Don't call me, I'll call you ...

Sometime later this month ... or perhaps it might be next month, because I'll certainly be procrastinating about this as much as I can, I'll be finally biting the bullet and getting a cell phone.

It won't be all that difficult to do I suppose; there is a phone shop on every second corner these days. I'll get some advice from my staff about which of the competing carriers might be the 'best' one, because there is no way that I can work my way through one of those multi-page contracts in minuscule print in Japanese on my own, although I suppose none of the people I ask will have ever read through one either, so it will pretty much be a tossup for the choice.

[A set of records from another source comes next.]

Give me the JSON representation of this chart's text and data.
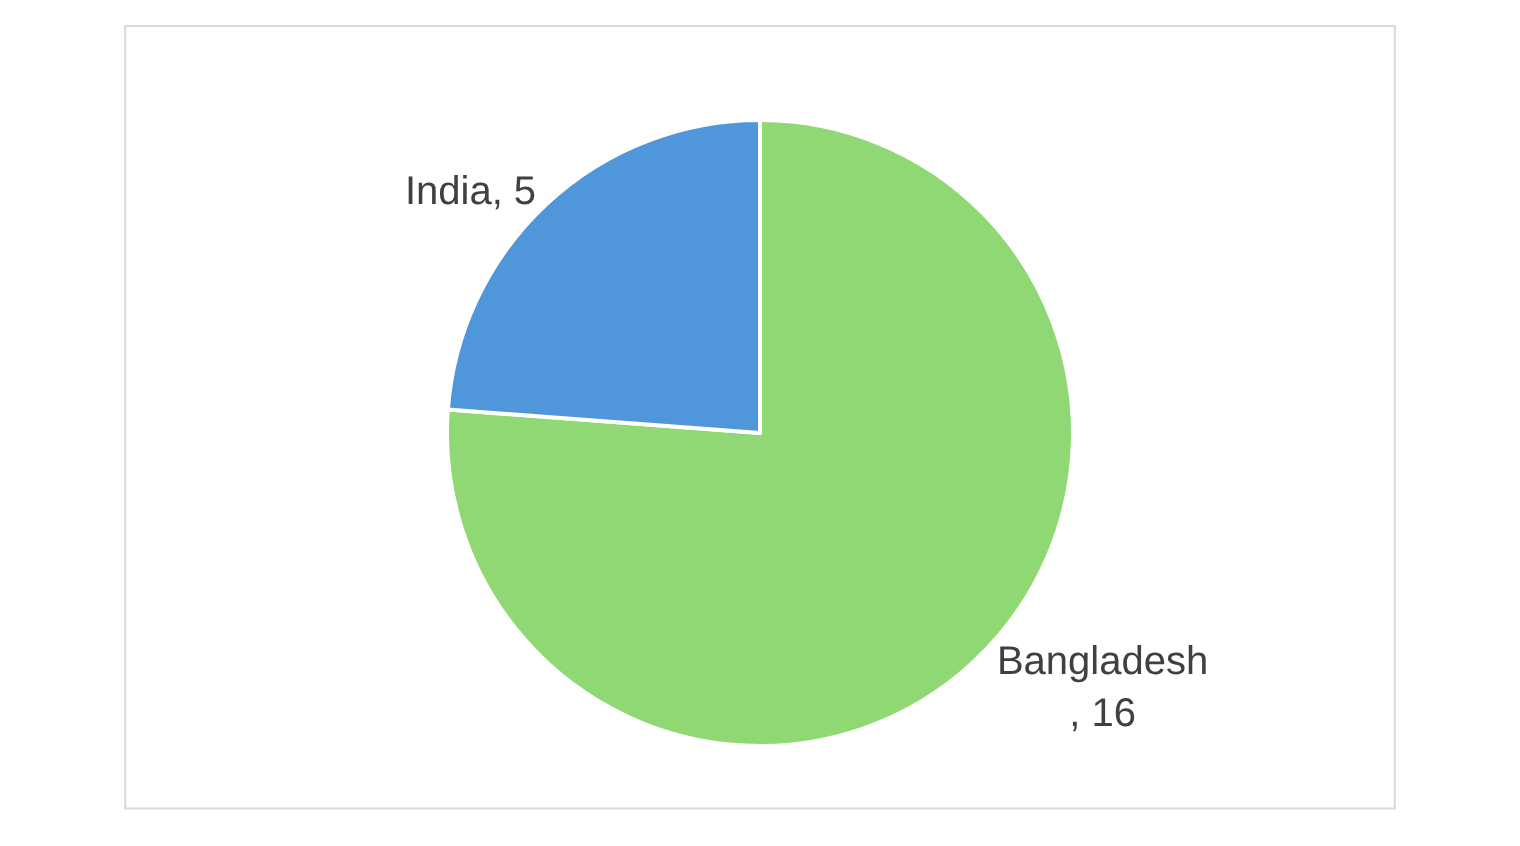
{
  "chart_data": {
    "type": "pie",
    "categories": [
      "Bangladesh",
      "India"
    ],
    "values": [
      16,
      5
    ],
    "colors": [
      "#8fd873",
      "#4f96db"
    ],
    "value_labels": [
      ", 16",
      ", 5"
    ]
  }
}
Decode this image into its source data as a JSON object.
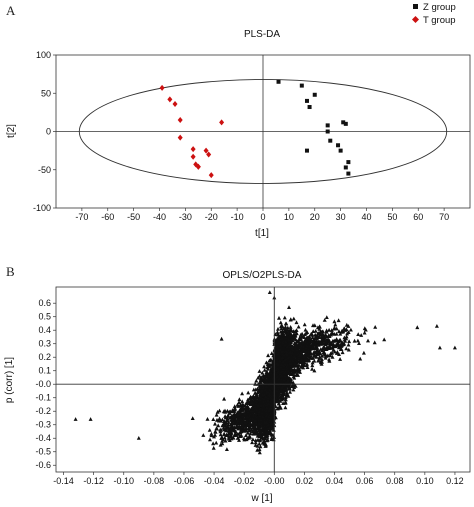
{
  "chart_data": [
    {
      "panel": "A",
      "type": "scatter",
      "title": "PLS-DA",
      "xlabel": "t[1]",
      "ylabel": "t[2]",
      "xlim": [
        -80,
        80
      ],
      "ylim": [
        -100,
        100
      ],
      "xticks": [
        -70,
        -60,
        -50,
        -40,
        -30,
        -20,
        -10,
        0,
        10,
        20,
        30,
        40,
        50,
        60,
        70
      ],
      "yticks": [
        -100,
        -50,
        0,
        50,
        100
      ],
      "ellipse": {
        "rx": 71,
        "ry": 68
      },
      "legend_position": "top-right",
      "colors": {
        "Z": "#111111",
        "T": "#cc1111"
      },
      "series": [
        {
          "name": "Z group",
          "marker": "square",
          "points": [
            [
              6,
              65
            ],
            [
              15,
              60
            ],
            [
              17,
              40
            ],
            [
              20,
              48
            ],
            [
              18,
              32
            ],
            [
              25,
              8
            ],
            [
              25,
              0
            ],
            [
              26,
              -12
            ],
            [
              29,
              -18
            ],
            [
              31,
              12
            ],
            [
              32,
              10
            ],
            [
              30,
              -25
            ],
            [
              33,
              -40
            ],
            [
              32,
              -47
            ],
            [
              33,
              -55
            ],
            [
              17,
              -25
            ]
          ]
        },
        {
          "name": "T group",
          "marker": "diamond",
          "points": [
            [
              -39,
              57
            ],
            [
              -36,
              42
            ],
            [
              -34,
              36
            ],
            [
              -32,
              15
            ],
            [
              -32,
              -8
            ],
            [
              -16,
              12
            ],
            [
              -27,
              -23
            ],
            [
              -27,
              -33
            ],
            [
              -26,
              -43
            ],
            [
              -25,
              -46
            ],
            [
              -22,
              -25
            ],
            [
              -21,
              -30
            ],
            [
              -20,
              -57
            ],
            [
              -25,
              -46
            ]
          ]
        }
      ]
    },
    {
      "panel": "B",
      "type": "scatter",
      "title": "OPLS/O2PLS-DA",
      "xlabel": "w [1]",
      "ylabel": "p (corr) [1]",
      "xlim": [
        -0.145,
        0.13
      ],
      "ylim": [
        -0.65,
        0.72
      ],
      "xticks": [
        "-0.14",
        "-0.12",
        "-0.10",
        "-0.08",
        "-0.06",
        "-0.04",
        "-0.02",
        "-0.00",
        "0.02",
        "0.04",
        "0.06",
        "0.08",
        "0.10",
        "0.12"
      ],
      "yticks": [
        "-0.6",
        "-0.5",
        "-0.4",
        "-0.3",
        "-0.2",
        "-0.1",
        "-0.0",
        "0.1",
        "0.2",
        "0.3",
        "0.4",
        "0.5",
        "0.6"
      ],
      "marker": "triangle",
      "notable_points": [
        [
          -0.132,
          -0.26
        ],
        [
          -0.122,
          -0.26
        ],
        [
          -0.09,
          -0.4
        ],
        [
          -0.035,
          0.335
        ],
        [
          0.095,
          0.42
        ],
        [
          0.108,
          0.43
        ],
        [
          0.12,
          0.27
        ],
        [
          0.11,
          0.27
        ],
        [
          0.073,
          0.33
        ],
        [
          0.06,
          0.38
        ],
        [
          -0.003,
          0.68
        ],
        [
          0.0,
          0.64
        ]
      ],
      "point_count": 4200
    }
  ]
}
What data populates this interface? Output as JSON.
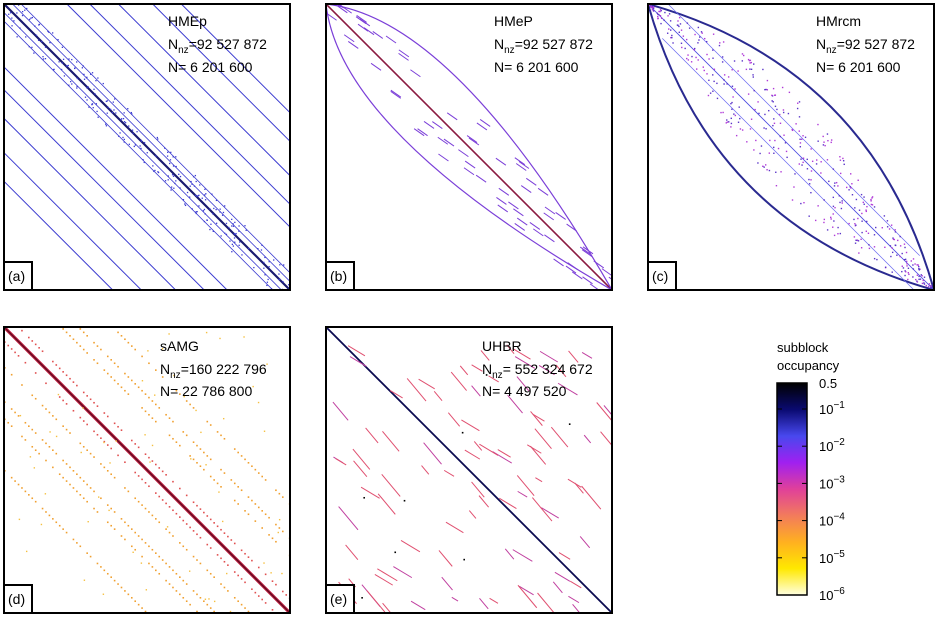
{
  "colorbar": {
    "title_line1": "subblock",
    "title_line2": "occupancy",
    "scale": "log",
    "range": [
      1e-06,
      0.5
    ],
    "ticks": [
      {
        "value": 0.5,
        "base": "0.5",
        "exp": ""
      },
      {
        "value": 0.1,
        "base": "10",
        "exp": "−1"
      },
      {
        "value": 0.01,
        "base": "10",
        "exp": "−2"
      },
      {
        "value": 0.001,
        "base": "10",
        "exp": "−3"
      },
      {
        "value": 0.0001,
        "base": "10",
        "exp": "−4"
      },
      {
        "value": 1e-05,
        "base": "10",
        "exp": "−5"
      },
      {
        "value": 1e-06,
        "base": "10",
        "exp": "−6"
      }
    ],
    "colors": [
      "#ffffe0",
      "#ffe800",
      "#ffb020",
      "#f27b5c",
      "#e0409a",
      "#a020f0",
      "#4848ee",
      "#0a0a70",
      "#000000"
    ]
  },
  "chart_data": [
    {
      "type": "heatmap",
      "tag": "(a)",
      "title": "HMEp",
      "nnz_label": "N",
      "nnz_sub": "nz",
      "nnz_value": "=92 527 872",
      "n_label": "N= 6 201 600",
      "nnz": 92527872,
      "n": 6201600,
      "structure": "banded-block with off-diagonal bands",
      "dominant_color": "#3a3ad0"
    },
    {
      "type": "heatmap",
      "tag": "(b)",
      "title": "HMeP",
      "nnz_label": "N",
      "nnz_sub": "nz",
      "nnz_value": "=92 527 872",
      "n_label": "N= 6 201 600",
      "nnz": 92527872,
      "n": 6201600,
      "structure": "diagonal with curved envelope",
      "dominant_color": "#7b3fd8"
    },
    {
      "type": "heatmap",
      "tag": "(c)",
      "title": "HMrcm",
      "nnz_label": "N",
      "nnz_sub": "nz",
      "nnz_value": "=92 527 872",
      "n_label": "N= 6 201 600",
      "nnz": 92527872,
      "n": 6201600,
      "structure": "lens-shaped band (RCM ordering)",
      "dominant_color": "#5a35c8"
    },
    {
      "type": "heatmap",
      "tag": "(d)",
      "title": "sAMG",
      "nnz_label": "N",
      "nnz_sub": "nz",
      "nnz_value": "=160 222 796",
      "n_label": "N= 22 786 800",
      "nnz": 160222796,
      "n": 22786800,
      "structure": "strong diagonal with parallel off-diagonal bands",
      "dominant_color": "#f0a030"
    },
    {
      "type": "heatmap",
      "tag": "(e)",
      "title": "UHBR",
      "nnz_label": "N",
      "nnz_sub": "nz",
      "nnz_value": "= 552 324 672",
      "n_label": "N= 4 497 520",
      "nnz": 552324672,
      "n": 4497520,
      "structure": "diagonal with scattered short segments",
      "dominant_color": "#e05070"
    }
  ]
}
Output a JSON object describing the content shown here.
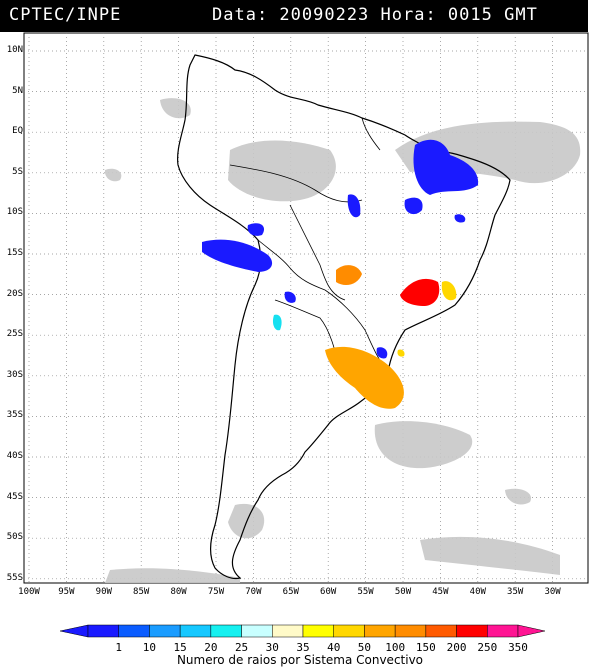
{
  "header": {
    "source": "CPTEC/INPE",
    "datetime": "Data: 20090223 Hora: 0015 GMT"
  },
  "axes": {
    "lat_labels": [
      "10N",
      "5N",
      "EQ",
      "5S",
      "10S",
      "15S",
      "20S",
      "25S",
      "30S",
      "35S",
      "40S",
      "45S",
      "50S",
      "55S"
    ],
    "lon_labels": [
      "100W",
      "95W",
      "90W",
      "85W",
      "80W",
      "75W",
      "70W",
      "65W",
      "60W",
      "55W",
      "50W",
      "45W",
      "40W",
      "35W",
      "30W"
    ]
  },
  "colorbar": {
    "labels": [
      "1",
      "10",
      "15",
      "20",
      "25",
      "30",
      "35",
      "40",
      "50",
      "100",
      "150",
      "200",
      "250",
      "350"
    ],
    "colors": [
      "#1a1aff",
      "#0a5cff",
      "#1a9cff",
      "#16c8ff",
      "#16f0f0",
      "#c8ffff",
      "#fffac8",
      "#ffff00",
      "#ffd700",
      "#ffa500",
      "#ff8c00",
      "#ff5a00",
      "#ff0000",
      "#ff1493"
    ],
    "caption": "Numero de raios por Sistema Convectivo"
  },
  "colors": {
    "cloud": "#c8c8c8",
    "coast": "#000000",
    "grid": "#888888"
  }
}
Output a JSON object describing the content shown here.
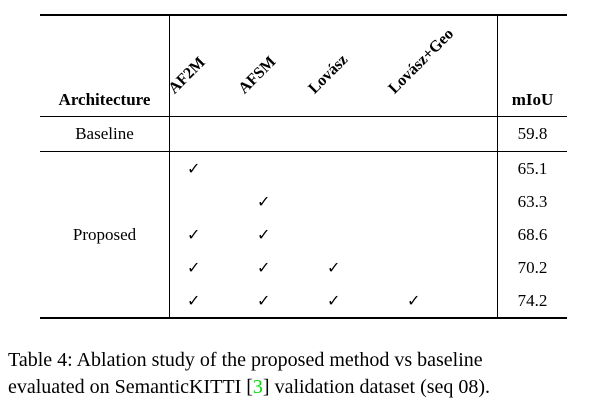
{
  "table": {
    "header": {
      "architecture": "Architecture",
      "methods": [
        "AF2M",
        "AFSM",
        "Lovász",
        "Lovász+Geo"
      ],
      "miou": "mIoU"
    },
    "baseline": {
      "label": "Baseline",
      "miou": "59.8"
    },
    "proposed_label": "Proposed",
    "proposed_rows": [
      {
        "checks": [
          "✓",
          "",
          "",
          ""
        ],
        "miou": "65.1"
      },
      {
        "checks": [
          "",
          "✓",
          "",
          ""
        ],
        "miou": "63.3"
      },
      {
        "checks": [
          "✓",
          "✓",
          "",
          ""
        ],
        "miou": "68.6"
      },
      {
        "checks": [
          "✓",
          "✓",
          "✓",
          ""
        ],
        "miou": "70.2"
      },
      {
        "checks": [
          "✓",
          "✓",
          "✓",
          "✓"
        ],
        "miou": "74.2"
      }
    ]
  },
  "caption": {
    "line1": "Table 4: Ablation study of the proposed method vs baseline",
    "line2_before": "evaluated on SemanticKITTI [",
    "citation": "3",
    "line2_after": "] validation dataset (seq 08).",
    "citation_color": "#00e000"
  }
}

For the phone itself, it'll be an iPhone of course. I have been an Apple customer since before some of my staff members were born, and have (almost) always found the products a pleasure to own and use.

But.

A minute ago I mentioned procrastinating, and I do have to say that I really don't want to be doing this. I know ... I know ... the new smartphones are so convenient! Having instant access to all sorts of information from anywhere, and always being in touch with one's co-workers and friends, are clearly 'good' things; with that I have no argument.

But when I look around me on the train these days, every time I ride the train, you know without me having to tell you, what I see there. On any given bench of seven people, seven of them have their nose buried in their phone! I can't tell what most of them are doing, but I certainly can with the two who sit on each side of me. Messaging, or Candy Crush.

Part of me says "Well, so what? A few years back those people would have been sitting there blankly, just waiting for their station. What's wrong with doing something to occupy the time?" And the simple answer is that there is nothing wrong with this at all, but I can't help but feel that we are in the process of running a vast experiment at modifying human behaviour. Always connected; always stimulated; never remaining on one thought for more than a minute or so. What are we doing to ourselves?

I myself am of course not immune to this, and even with the fairly limited number of hours per day that I use my desktop computer have felt the same thing happening to me. Check this web page, answer that email, follow that link ... Luckily for me my woodblock printmaking work is about as 'analog' as you can get, so - at least on workbench days - I am forced to remain firmly rooted in the real world, doing things that require my concentration for hours at a time.

And that brings me to a point that you must be thinking by now, "If Dave is so uncomfortable with the idea of having a cell phone, then why is he going to get one?"

The long answer will have to wait for another story (or stories, as we will surely see) but for now, I can simply mention that our Mokuhankan printmaking venture is about to take a pretty major step forward, one that will require me to spend a great deal of time away from my benches. As I zip back and forth here and there around Tokyo - as is the case this afternoon on Mokuhankan business as I sit here on the train writing this story! - it will be important that I be 'in touch' with the staff.

That's life these days for a business manager, and if I want to do that job properly, I'll need the proper tools.

But I tell you, if you ever catch me with Candy Crush, then you'll know it's all over with me; take me out behind the barn and ... well, you know what to do!